Analysis of ID3

What is the number of questions you SAVE by knowing if x is in P or N?

I(P,N) = log₂|S| - (|P|/|S| log₂|P|) - (|N|/|S| log₂|N|)
or, equivalently,

I(%P, %N) = -(%P log₂%P) - (%N log₂%N)
where %P is the % of positive examples in S = |P|/|S| = p/(p+n) and
%N is the % of negative examples in S = |N|/|S| = n/(p+n).
I measures the information content in bits (i.e., number of yes/no questions that must be asked) associated with a set S of examples, which consists of the subset P of positive examples and subset N of negative examples.
Note: 0 ≤ I(P,N) ≤ 1, where 0 means there is no information, and 1 means there is maximum information.
Example: Perfect Balance (Maximum Disorder) in S:
Half the examples in S are positive and half are negative.
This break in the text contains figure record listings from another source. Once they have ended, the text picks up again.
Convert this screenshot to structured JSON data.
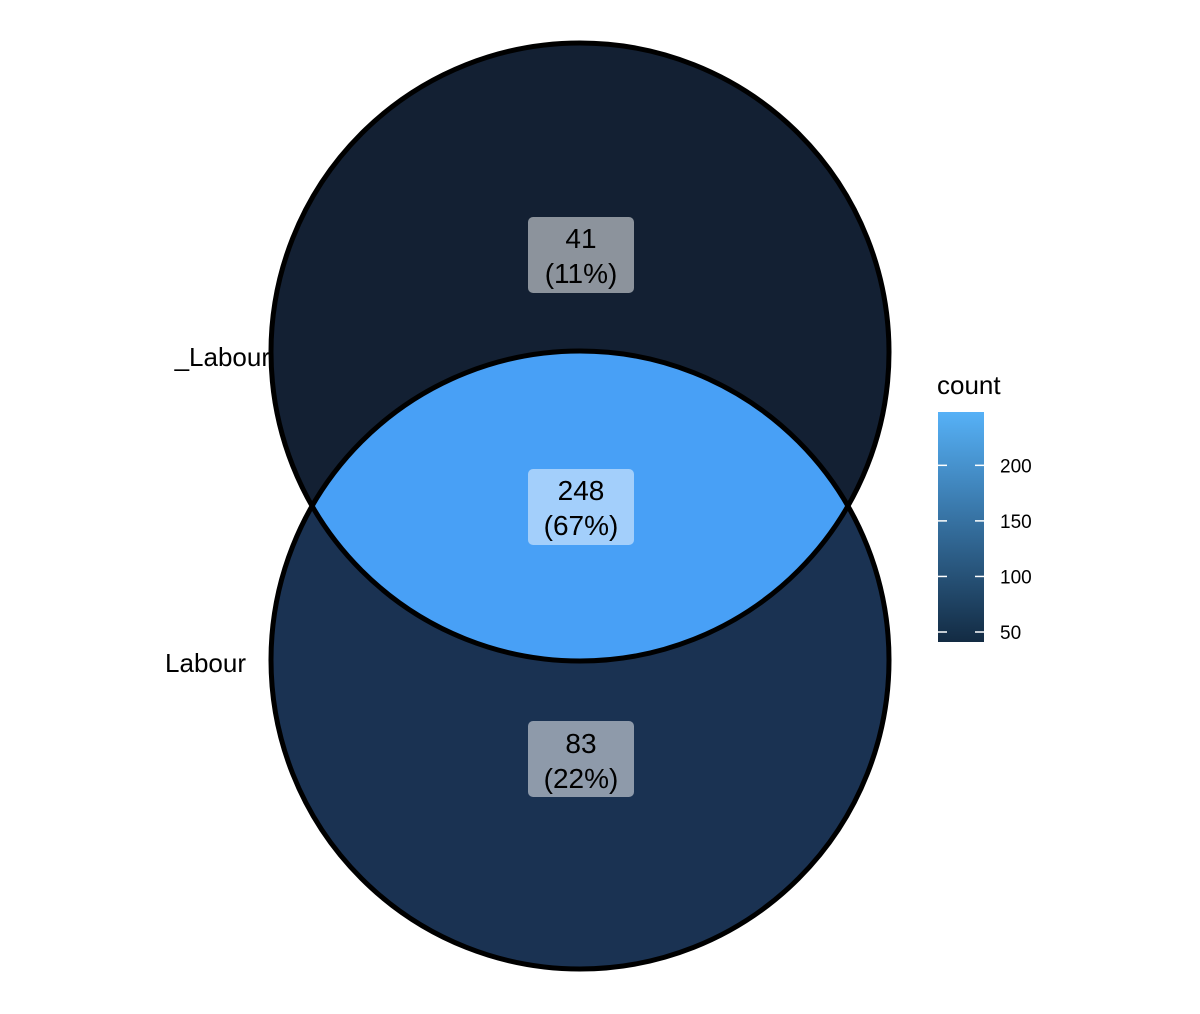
{
  "chart_data": {
    "type": "venn",
    "sets": [
      {
        "label": "_Labour",
        "only_count": 41,
        "only_percent": "(11%)"
      },
      {
        "label": "Labour",
        "only_count": 83,
        "only_percent": "(22%)"
      }
    ],
    "regions": [
      {
        "name": "top-only",
        "count": "41",
        "percent": "(11%)",
        "value": 41
      },
      {
        "name": "intersection",
        "count": "248",
        "percent": "(67%)",
        "value": 248
      },
      {
        "name": "bottom-only",
        "count": "83",
        "percent": "(22%)",
        "value": 83
      }
    ],
    "legend": {
      "title": "count",
      "placement": "right",
      "ticks": [
        "50",
        "100",
        "150",
        "200"
      ],
      "tick_values": [
        50,
        100,
        150,
        200
      ],
      "range": [
        41,
        248
      ],
      "color_low": "#132B43",
      "color_high": "#56B1F7"
    }
  },
  "colors": {
    "top_only": "#132033",
    "bottom_only": "#1a3252",
    "intersection": "#48a0f6",
    "label_box_top": "#8c939c",
    "label_box_bottom": "#8e9aaa",
    "label_box_mid": "#a3cffb",
    "outline": "#000000"
  }
}
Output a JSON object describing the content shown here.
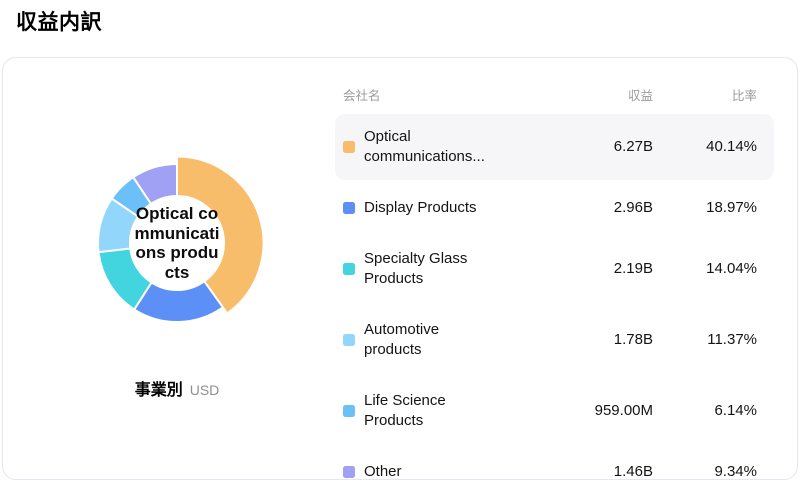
{
  "page": {
    "title": "収益内訳"
  },
  "table": {
    "headers": {
      "name": "会社名",
      "revenue": "収益",
      "ratio": "比率"
    },
    "rows": [
      {
        "label": "Optical communications...",
        "revenue": "6.27B",
        "ratio": "40.14%",
        "color": "#F8BD6B",
        "highlighted": true
      },
      {
        "label": "Display Products",
        "revenue": "2.96B",
        "ratio": "18.97%",
        "color": "#5C90F6",
        "highlighted": false
      },
      {
        "label": "Specialty Glass Products",
        "revenue": "2.19B",
        "ratio": "14.04%",
        "color": "#43D5DF",
        "highlighted": false
      },
      {
        "label": "Automotive products",
        "revenue": "1.78B",
        "ratio": "11.37%",
        "color": "#92D6FB",
        "highlighted": false
      },
      {
        "label": "Life Science Products",
        "revenue": "959.00M",
        "ratio": "6.14%",
        "color": "#6CC0F8",
        "highlighted": false
      },
      {
        "label": "Other",
        "revenue": "1.46B",
        "ratio": "9.34%",
        "color": "#A0A0F4",
        "highlighted": false
      }
    ]
  },
  "chart": {
    "center_label": "Optical communications products",
    "center_label_lines": [
      "Optical co",
      "mmunicati",
      "ons produ",
      "cts"
    ],
    "footer_label": "事業別",
    "footer_unit": "USD"
  },
  "chart_data": {
    "type": "pie",
    "title": "収益内訳",
    "dimension": "事業別",
    "unit": "USD",
    "legend_position": "right-table",
    "donut": true,
    "series": [
      {
        "name": "Optical communications products",
        "revenue": "6.27B",
        "pct": 40.14,
        "color": "#F8BD6B",
        "selected": true
      },
      {
        "name": "Display Products",
        "revenue": "2.96B",
        "pct": 18.97,
        "color": "#5C90F6",
        "selected": false
      },
      {
        "name": "Specialty Glass Products",
        "revenue": "2.19B",
        "pct": 14.04,
        "color": "#43D5DF",
        "selected": false
      },
      {
        "name": "Automotive products",
        "revenue": "1.78B",
        "pct": 11.37,
        "color": "#92D6FB",
        "selected": false
      },
      {
        "name": "Life Science Products",
        "revenue": "959.00M",
        "pct": 6.14,
        "color": "#6CC0F8",
        "selected": false
      },
      {
        "name": "Other",
        "revenue": "1.46B",
        "pct": 9.34,
        "color": "#A0A0F4",
        "selected": false
      }
    ]
  }
}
Hence, %P = %N = 1/2. So,
```
I(1/2, 1/2)  =  -1/2 log₂ 1/2 - 1/2 log₂ 1/2

	     =  -1/2 log₂(2^-1) - 1/2 log₂(2^-1)

	     =  -1/2 (-1) - 1/2 (-1)

             =  1/2 + 1/2

             =  1  => information content is large
```
Since the information content is 1, that means all the information is still in the examples, so we have not reduced it at all by classifying the examples. The information gain is 1 - 1 = 0.